Okay, I realize my last post was a downer. Those experiences were building, and I felt like corruption was an issue that needed to be addressed as something that affected our work and experiences frequently.
So now I am home, resting visiting friends and family, and sleeping... a lot. I want to conclude this blog appropriately, summarize what this summer has meant to me, what I have learned; but how can I do that simply for a summer that has been enlightening, challenging, exciting, tiring, busy, slow, confusing and ... a lot of other things.
Once upon a time... A long long time ago... Far far away... Well you see there was this angry momma baboon...
Nothing quite starts it off right. During this brief time of R&R before I return to IU next week and start ICore, I have needed some serious time for Reflection and Remembering. Albert Einstein said "If you can't explain it simply, you don't understand it well enough." I feel like that was how a lot of my summer program went. I also feel that the uncertainty, could be seen in our work and especially in my grant proposal. After a week of telling stories, I realize there are three highlights I would like to share:
1. By the end of our Pilot Brand Development Project, I feel like the women of Marusacco understood what their current brand reputation is in the community, and sincerely wanted to help improve that image. Also I was pleasantly surprised how using reputation interchangeably with branding, clarified our message and goals. Women of small communities absolutely understand the positive and negative effects a reputation can have on any entity. The challenges of working in a developing country were great. If I were to do it all again, I absolutely would, and I think I would do a lot differently.

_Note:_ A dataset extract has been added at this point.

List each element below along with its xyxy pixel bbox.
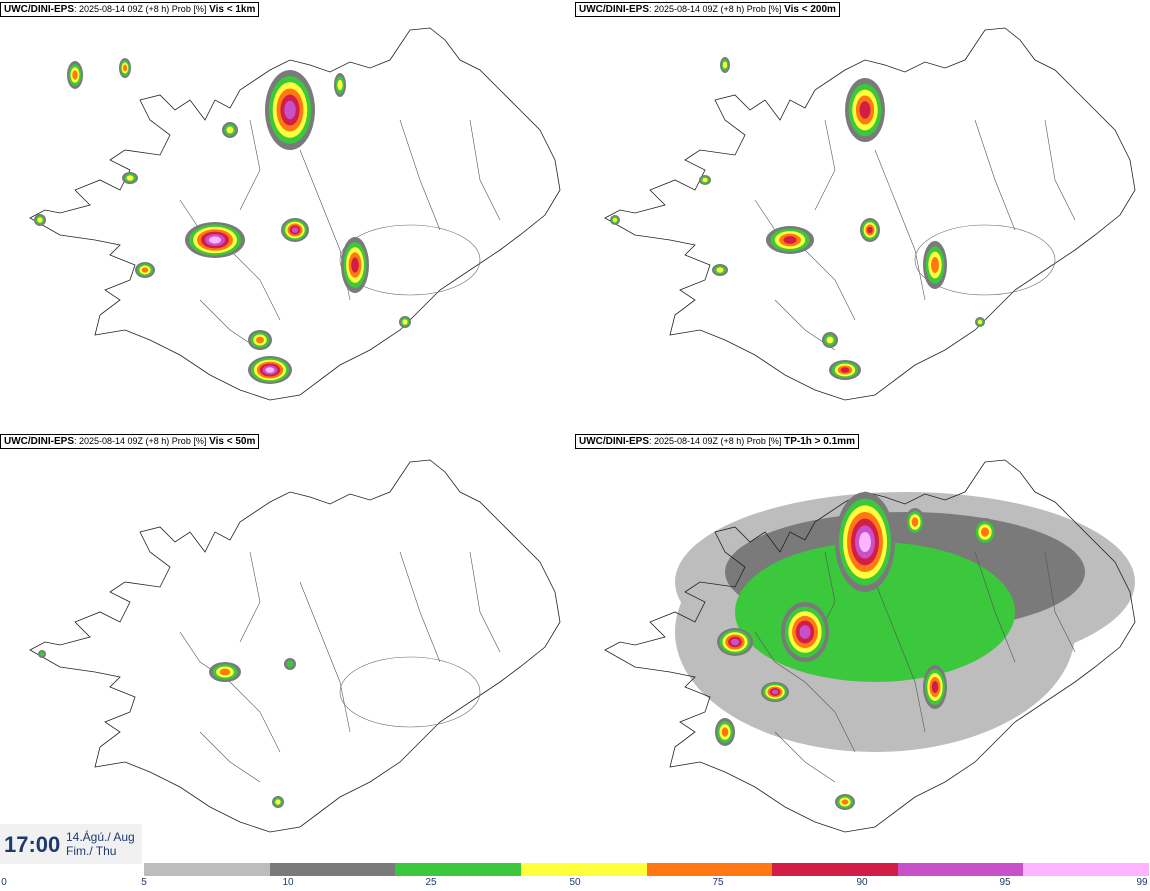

2. I loved and will miss rafting on, swimming in, partially drowning in, walking by, and seeing the Nile Victoria River. It was an amazing reminder daily of where I was in the world.
3. The biggest highlight of summer was probably hanging out with this guy! Baby Solomon and I shared many ups and downs, literally, as he learned how to walk as well as had many other adventures typical for a one year old. Having a host family greatly (and positively) affected my experience and their welcome definitely eased my transition to becoming Ugandan - which will always be a part of me.